Frankly, my reactions varied widely to the exercises in The Next Ten Minutes
, from “oh, cool – I'll have to try that” to “puh-leese”, but they all seemed to have pretty worthwhile psychological ends for which they're designed. Speaking of psychology … I felt like I just had
to share the following digression from the “Dig In Your Heels” (#44) exercise:
Prescribing the Symptom
I know I'm going to get in trouble for this, but I'm going to do it anyway. I'm going to give away one of the most important secret behind this entire book. So be forewarned. If you read the rest of this section, you might not need this book (or your therapist) anymore. You might be albe to do it all on your own.
It's called paradoxical intervention, or “prescribing the symptom”.
That's a fancy way of saying that you get put into a double blind. Here's an example: Say you go to a therapist for help in managing your fear of speaking in public. You describe to the doctor how you get paralyzed with anxiety whenever you have to talk in front of groups. You just can't seem to get it under control. At the end of the session, the therapist tells you that it's very important for the treatment that over the next week you continue to feel your fear of speaking in public. In fact, you should try to worry about it even more, to intensify your fear.
You leave the session in a state of confusion, wondering if your therapist is completely out of her mind. But whether or not she is sane, you still have to figure out what to do next. If you follow her instructions, you can't help but acknowledge that you have control over how you experience your symptoms, and thus that you have the ability to improve them. On the other hand, the only way to not follow her instructions is to worry less. This is the bind. So even if you do nothing, you have already altered your state of mind. You shift from being the person who is afraid to being the person observing the fear. Either way, something has changed.

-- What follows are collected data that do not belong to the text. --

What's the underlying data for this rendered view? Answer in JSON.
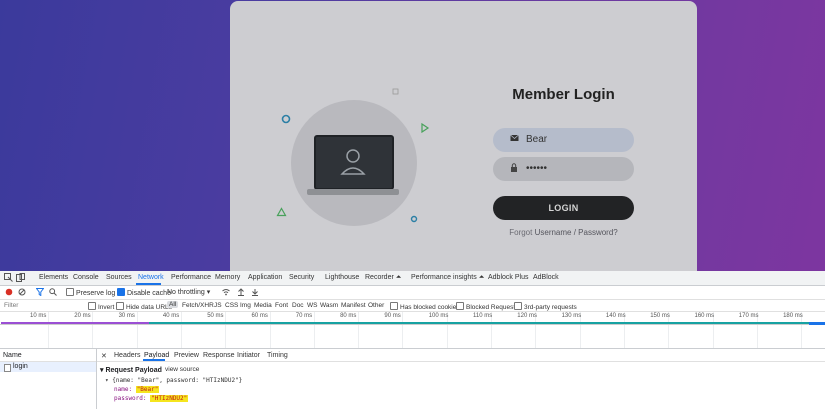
{
  "webpage": {
    "title": "Member Login",
    "username_value": "Bear",
    "password_value": "••••••",
    "login_button": "LOGIN",
    "forgot_prefix": "Forgot",
    "forgot_link": "Username / Password?"
  },
  "devtools": {
    "tabs": [
      "Elements",
      "Console",
      "Sources",
      "Network",
      "Performance",
      "Memory",
      "Application",
      "Security",
      "Lighthouse",
      "Recorder ⏶",
      "Performance insights ⏶",
      "Adblock Plus",
      "AdBlock"
    ],
    "active_tab": "Network",
    "toolbar": {
      "preserve_log": "Preserve log",
      "disable_cache": "Disable cache",
      "throttling": "No throttling"
    },
    "filter": {
      "placeholder": "Filter",
      "invert": "Invert",
      "hide_data_urls": "Hide data URLs",
      "types": [
        "All",
        "Fetch/XHR",
        "JS",
        "CSS",
        "Img",
        "Media",
        "Font",
        "Doc",
        "WS",
        "Wasm",
        "Manifest",
        "Other"
      ],
      "has_blocked_cookies": "Has blocked cookies",
      "blocked_requests": "Blocked Requests",
      "third_party": "3rd-party requests"
    },
    "timeline_ticks": [
      "10 ms",
      "20 ms",
      "30 ms",
      "40 ms",
      "50 ms",
      "60 ms",
      "70 ms",
      "80 ms",
      "90 ms",
      "100 ms",
      "110 ms",
      "120 ms",
      "130 ms",
      "140 ms",
      "150 ms",
      "160 ms",
      "170 ms",
      "180 ms",
      "19"
    ],
    "request_list": {
      "header": "Name",
      "rows": [
        "login"
      ]
    },
    "detail_tabs": [
      "Headers",
      "Payload",
      "Preview",
      "Response",
      "Initiator",
      "Timing"
    ],
    "payload": {
      "section": "Request Payload",
      "view_source": "view source",
      "summary": "{name: \"Bear\", password: \"HTIzNDU2\"}",
      "name_key": "name:",
      "name_val": "\"Bear\"",
      "password_key": "password:",
      "password_val": "\"HTIzNDU2\""
    }
  }
}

It is this “something has changed” result that these little 10-minute exercises are attempting to get at … small shifts that end up making huge differences (and, in another story here, he had triggered a major change in one patient simply by suggesting that they sleep on the opposite side of the bed than they were used to … which is almost getting into Edgar Cayce territory!).
Anyway, The Next Ten Minutes
is a very interesting read, if only to see what sorts of things could bring on major shifts in one's perceptions. It's still available out there (the on-line big boys even still have it at very near its cover price), but the new/used guys on the web have new
copies for as little as 1¢, though you'd still do better if you could find a dollar store copy rather than one you had to pay shipping on!